Juros altos e prazo curto, juntos, são um veneno para quem deve. E essa é uma das armadilhas que pegam o consumidor brasileiro. Os juros básicos são de 14,75% ao ano, que equivalem a uma taxa real (ou seja, juros menos inflação anual) de 10,54%. Mas esse é um número enganador. É a taxa conhecida como Selic, que serve de referência para os bancos em seus negócios entre si e com o governo. Para o consumidor, os números são muito mais altos.

Os juros médios do cartão de crédito, segundo levantamento da Associação Nacional de Executivos de Finanças, Administração e Contabilidade (Anefac) eram em junho de 226% ao ano. Em português claro: uma conta de cartão não paga gera, ao final de um ano, uma dívida mais de três vezes maior.

Aí aparece a diferença básica entre os devedores brasileiros e os de outros países, onde é necessária uma dose bem maior de imprudência para que a dívida se torne impagável. Nos Estados Unidos, por exemplo, a taxa média para a compra de um automóvel é de 5,96% ao ano.
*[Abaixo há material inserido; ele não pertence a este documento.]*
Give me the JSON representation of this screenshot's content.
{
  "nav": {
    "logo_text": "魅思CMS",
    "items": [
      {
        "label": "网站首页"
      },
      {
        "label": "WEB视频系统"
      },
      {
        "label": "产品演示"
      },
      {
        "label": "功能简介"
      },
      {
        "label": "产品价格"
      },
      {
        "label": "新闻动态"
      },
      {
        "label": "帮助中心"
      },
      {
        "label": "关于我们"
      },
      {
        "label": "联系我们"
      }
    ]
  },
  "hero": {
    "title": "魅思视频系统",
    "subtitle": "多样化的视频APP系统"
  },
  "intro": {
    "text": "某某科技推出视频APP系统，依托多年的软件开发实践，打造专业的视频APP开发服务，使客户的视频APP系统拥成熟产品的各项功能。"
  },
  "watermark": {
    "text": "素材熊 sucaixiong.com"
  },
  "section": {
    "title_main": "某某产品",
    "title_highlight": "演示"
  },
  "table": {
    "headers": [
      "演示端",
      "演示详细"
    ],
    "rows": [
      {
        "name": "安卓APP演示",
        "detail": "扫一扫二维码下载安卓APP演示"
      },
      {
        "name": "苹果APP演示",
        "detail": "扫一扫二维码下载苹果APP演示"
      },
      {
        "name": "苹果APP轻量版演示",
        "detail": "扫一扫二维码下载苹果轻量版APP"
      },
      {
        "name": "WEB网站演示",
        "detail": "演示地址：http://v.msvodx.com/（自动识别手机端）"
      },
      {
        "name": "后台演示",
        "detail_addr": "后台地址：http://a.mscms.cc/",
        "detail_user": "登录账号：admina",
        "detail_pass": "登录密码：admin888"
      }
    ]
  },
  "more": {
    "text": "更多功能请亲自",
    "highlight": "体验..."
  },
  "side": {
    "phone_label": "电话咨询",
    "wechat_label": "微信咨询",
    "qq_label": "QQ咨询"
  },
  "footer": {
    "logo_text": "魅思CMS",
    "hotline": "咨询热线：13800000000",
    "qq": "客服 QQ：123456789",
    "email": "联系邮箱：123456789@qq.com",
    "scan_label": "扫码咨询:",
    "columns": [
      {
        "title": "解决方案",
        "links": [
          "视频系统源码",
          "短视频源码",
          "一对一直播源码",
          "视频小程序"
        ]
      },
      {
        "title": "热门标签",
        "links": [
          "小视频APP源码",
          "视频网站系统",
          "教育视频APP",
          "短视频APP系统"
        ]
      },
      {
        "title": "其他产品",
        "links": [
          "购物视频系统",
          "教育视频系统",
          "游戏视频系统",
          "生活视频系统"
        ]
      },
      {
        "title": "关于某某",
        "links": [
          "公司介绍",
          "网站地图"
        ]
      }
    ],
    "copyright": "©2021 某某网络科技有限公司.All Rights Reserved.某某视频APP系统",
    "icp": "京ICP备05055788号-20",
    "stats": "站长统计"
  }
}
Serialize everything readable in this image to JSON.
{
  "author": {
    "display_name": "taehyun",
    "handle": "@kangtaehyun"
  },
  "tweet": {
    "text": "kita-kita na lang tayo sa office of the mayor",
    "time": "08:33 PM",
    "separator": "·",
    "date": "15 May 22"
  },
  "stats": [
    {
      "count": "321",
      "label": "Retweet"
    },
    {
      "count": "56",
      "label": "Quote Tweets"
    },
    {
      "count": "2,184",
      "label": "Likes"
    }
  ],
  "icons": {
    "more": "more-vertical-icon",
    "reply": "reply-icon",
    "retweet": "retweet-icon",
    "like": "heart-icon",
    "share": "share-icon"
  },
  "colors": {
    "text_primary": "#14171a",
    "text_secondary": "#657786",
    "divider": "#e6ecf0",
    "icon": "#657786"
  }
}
No Brasil, as melhores ofertas das montadoras ficam em torno de 26% ao ano. Lá, o prazo médio de financiamento era de 61 meses em junho, de acordo com relatório do Federal Reserve. No Brasil, a maioria dos planos prevê até 36 parcelas.

Mas por que os juros aqui são tão altos? Os porcentuais, por si próprios, já dão uma dica. "Eles tornam a situação dos brasileiros mais difícil e elevam os índices de inadimplência", diz o professor Jurandir Sell de Macedo, da Universidade Federal de Santa Catarina. "É um ciclo vicioso. Quando muitos não pagam, elevam-se as taxas de juros para compensar."

A maior parte dos especialistas atribui ao governo a responsabilidade pelos juros altos. Quando a administração pública gasta demais, restam a ela duas opções. Uma é imprimir mais dinheiro para pagar a conta. O resultado disso é inflação, e os brasileiros não aceitam mais isso. Resta a alternativa de tomar emprestado. O governo então emite títulos e, como precisa de muito dinheiro, paga juros altos. Assim, as taxas referenciais sobem.

Alternativa

Sob esse ponto de vista, para baixar os juros (e com isso diminuir o sufoco da classe média endividada) seria necessário dar um jeito nas contas do governo. Um outro efeito da medida seria a liberação de mais recursos para o investimento. O dinheiro usado para comprar títulos do governo poderia se direcionado para ampliar fábricas, por exemplo. Os bancos concederiam mais crédito, e mais barato, se não tivessem no financiamento da dívida pública uma alternativa tão lucrativa.

O próprio governo teria mais folga para aplicar em melhorias de infra-estrutura se não pagasse tantos juros – R$ 1,22 trilhão nos últimos 11 anos. "O que o Brasil precisa é de um ajuste fiscal forte, que ainda não foi feito", resume o professor José Luís Oreiro, que leciona Economia na Universidade Federal do Paraná.